Com efeito, com a revolução digital e a sociedade em rede, um estado-administração omnipresente e que está sempre a exigir conformidade já não faz muito sentido. Um território é sempre um campo de forças onde o tempo sedimenta uma estrutura e uma dinâmica social, logo, as forças sociais modelam e configuram esse campo de forças de formas muito contraditórias. Neste contexto, a região-cidade é um novo instrumento de programação e planeamento operacional para as áreas de baixa densidade, uma forma mais inovadora de olhar para a geoeconomia do território destas subregiões.

É certo, nas áreas de baixa densidade, por maioria de razão, estão por comprovar os benefícios anunciados da sociedade da informação e da comunicação. A cooperação entre vilas e cidades é um recurso perfeitamente acessível e um instrumento valioso para introduzir um novo padrão de relações cidade-campo, se quisermos, uma nova arquitetura para a vizinhança e a visitação, mas, também, uma via de acesso privilegiada para a sociedade sénior. Além disso, a ecologia e a economia, a arte e a cultura, abrem a porta a inúmeros fatores imateriais e intangíveis que contribuem fortemente para recriar as cadeias de valor hoje existentes. É uma grande oportunidade para as regiões mais pobres em recursos materiais.

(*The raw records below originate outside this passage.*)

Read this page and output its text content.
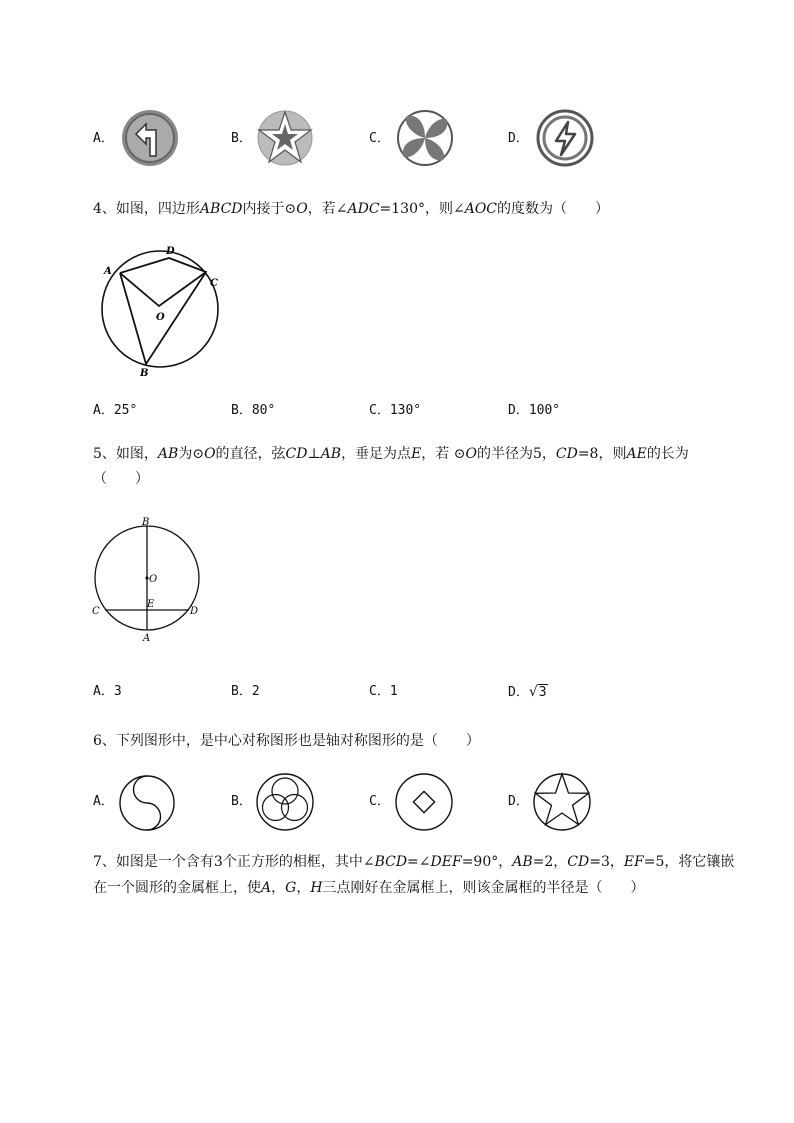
A．	B．	C．	D．
4、如图，四边形ABCD内接于⊙O，若∠ADC=130°，则∠AOC的度数为（　　）
A
D
C
O
B
A．25°	B．80°	C．130°	D．100°
5、如图，AB为⊙O的直径，弦CD⊥AB，垂足为点E，若 ⊙O的半径为5，CD=8，则AE的长为
（　　）
B
O
E
C	D
A
A．3	B．2	C．1	D．√3
6、下列图形中，是中心对称图形也是轴对称图形的是（　　）
A．	B．	C．	D．
7、如图是一个含有3个正方形的相框，其中∠BCD=∠DEF=90°，AB=2，CD=3，EF=5，将它镶嵌
在一个圆形的金属框上，使A，G，H三点刚好在金属框上，则该金属框的半径是（　　）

Não simplifiquemos, porém. Perante a gravidade das alterações climáticas, as assimetrias regionais da cobertura digital e as contradições do "turismo total", as paisagens tradicionais estão ameaçadas. Acresce que, a mobilidade e o nomadismo dos nativos digitais podem impedir a formação de um urbanismo crítico que permita aos neorurais contrariar os movimentos em direção ao litoral. É certo, é pelo menos provável que, à medida que a sociedade digital for contraindo a indústria do emprego na cidade, o campo se tornará uma atração e haverá, nessa altura, mais cidade no campo. Mas não nos iludamos. Há uma ética do cuidado e uma literacia própria da paisagem que necessitam de ser convenientemente abordadas, sob pena de a nossa perceção da paisagem ser um crime de lesa-pátria e um mau serviço prestado ao país.

Nota Final

De certo modo, já entrámos na fase pós-heroica da política. A política é hoje influência, diplomacia, entendimento, deliberação, procedimento. Hoje, mais do que decisões há deliberações, ou seja, simulacros de decisão. Daí a importância das redes e da cooperação descentralizada que a revolução digital nos proporciona e nesse contexto a promoção dos territórios em rede como instrumento de reterritorialização e comunicação. Aproveitemos, pois, as oportunidades que as redes de cidades e vilas e a região-cidade nos oferecem em nome do bem comum e bem estar dos seus cidadãos.